Los filipinos, durante casi cuatro siglos, habían constituido la avanzada de España en Oriente. No fueron soldados peninsulares los que se enfrentaron a las invasiones chinas, holandesas o inglesas. Fueron los nativos quienes lucharon por mantener la integridad de una España de la que formaban parte. Los katipuneros sabían que no podían presentarse ante el pueblo con la etiqueta independentista y, para ello, buscaron el concurso de Rizal, el hombre más prestigiado del Archipiélago y uno de los españoles más notables de todo el siglo XIX. Pero éste, al percibir que no se pretendían reformas, sino la ruptura con España, se negó a sumarse a ellos. Estaba convencido de que la cerrazón del Gobierno traería como consecuencia la emancipación filipina, pero entendía que no era el momento. El pueblo no estaba preparado para ello. Los katipuneros, necesitados de su prestigio, le presentaron ante el pueblo y las autoridades como el instigador de la revuelta. Su disparatado fusilamiento fue capitalizado por el Katipunan para llevarse detrás a una considerable parte de la población nativa, que nunca llegó a saber que Rizal estaba muy lejos de aquella revuelta. Su muerte marcó el principio del fin de la presencia española en Filipinas.
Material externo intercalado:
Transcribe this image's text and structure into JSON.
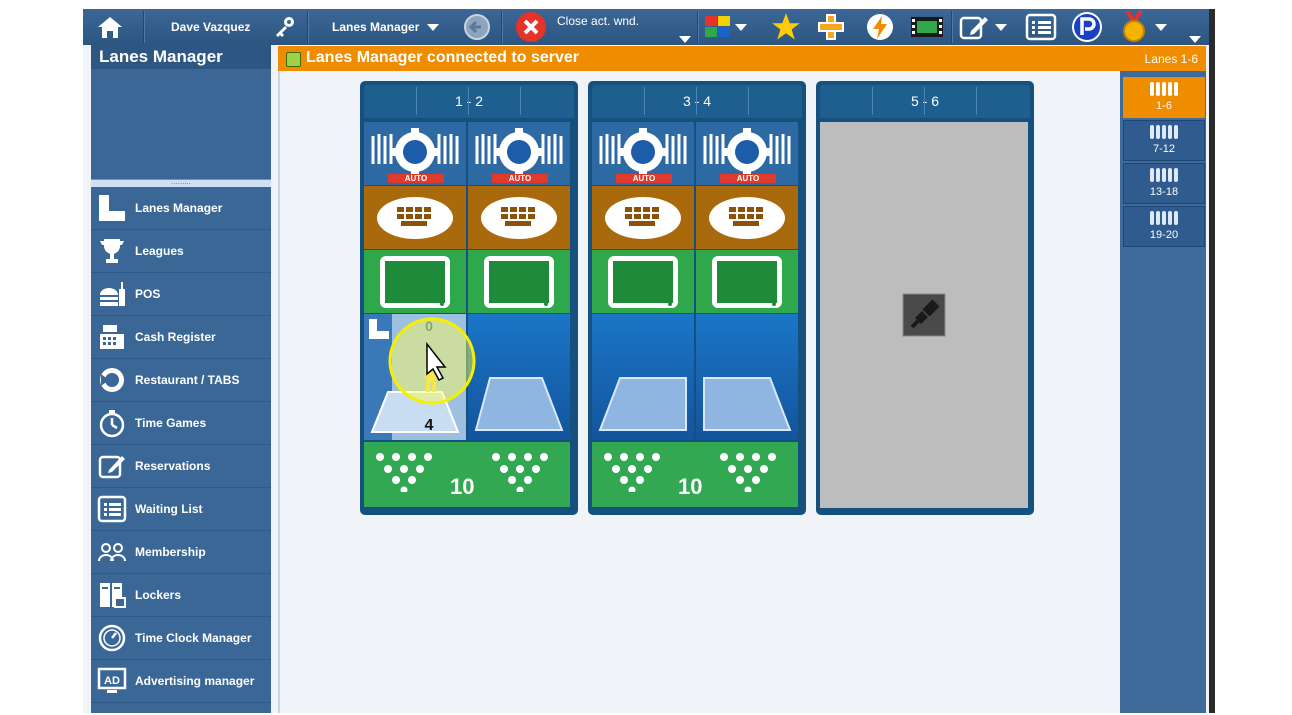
{
  "topbar": {
    "user_name": "Dave Vazquez",
    "module_select": "Lanes Manager",
    "close_label": "Close act. wnd."
  },
  "sidebar": {
    "title": "Lanes Manager",
    "items": [
      {
        "label": "Lanes Manager",
        "icon": "lanes-manager-icon"
      },
      {
        "label": "Leagues",
        "icon": "trophy-icon"
      },
      {
        "label": "POS",
        "icon": "burger-drink-icon"
      },
      {
        "label": "Cash Register",
        "icon": "cash-register-icon"
      },
      {
        "label": "Restaurant / TABS",
        "icon": "restaurant-icon"
      },
      {
        "label": "Time Games",
        "icon": "stopwatch-icon"
      },
      {
        "label": "Reservations",
        "icon": "reservation-pencil-icon"
      },
      {
        "label": "Waiting List",
        "icon": "list-icon"
      },
      {
        "label": "Membership",
        "icon": "members-icon"
      },
      {
        "label": "Lockers",
        "icon": "lockers-icon"
      },
      {
        "label": "Time Clock Manager",
        "icon": "time-clock-icon"
      },
      {
        "label": "Advertising manager",
        "icon": "ad-icon"
      }
    ]
  },
  "status": {
    "message": "Lanes Manager connected to server",
    "range": "Lanes 1-6",
    "status_color": "#f08c00"
  },
  "pairs": [
    {
      "label": "1 - 2",
      "online": true
    },
    {
      "label": "3 - 4",
      "online": true
    },
    {
      "label": "5 - 6",
      "online": false
    }
  ],
  "lane1": {
    "score_top": "0",
    "score_bottom": "4"
  },
  "pin_counts": [
    "10",
    "10"
  ],
  "auto_tag": "AUTO",
  "lane_groups": [
    {
      "label": "1-6",
      "active": true
    },
    {
      "label": "7-12",
      "active": false
    },
    {
      "label": "13-18",
      "active": false
    },
    {
      "label": "19-20",
      "active": false
    }
  ]
}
Cuando los «últimos de Filipinas» abandonaron la iglesia de Baler, después de un año de angustioso cerco, los sitiadores les formaron un arco de honor, abrazaron y llamaron «hermanos», mientras que por las calles de la ciudad resonaban vivas a España. Emilio Aguinaldo, cuando recibió en Tarlak a los Héroes de Baler, les leyó el Decreto que ponía definitivo fin a la contienda y que terminaba con el siguiente Artículo Único: «Los individuos de que se componen las mencionadas fuerzas no serán considerados como prisioneros, sino, por el contrario, como amigos, y en su consecuencia se les proveerá por la Capitanía General de los pases necesarios para que puedan regresar a su país».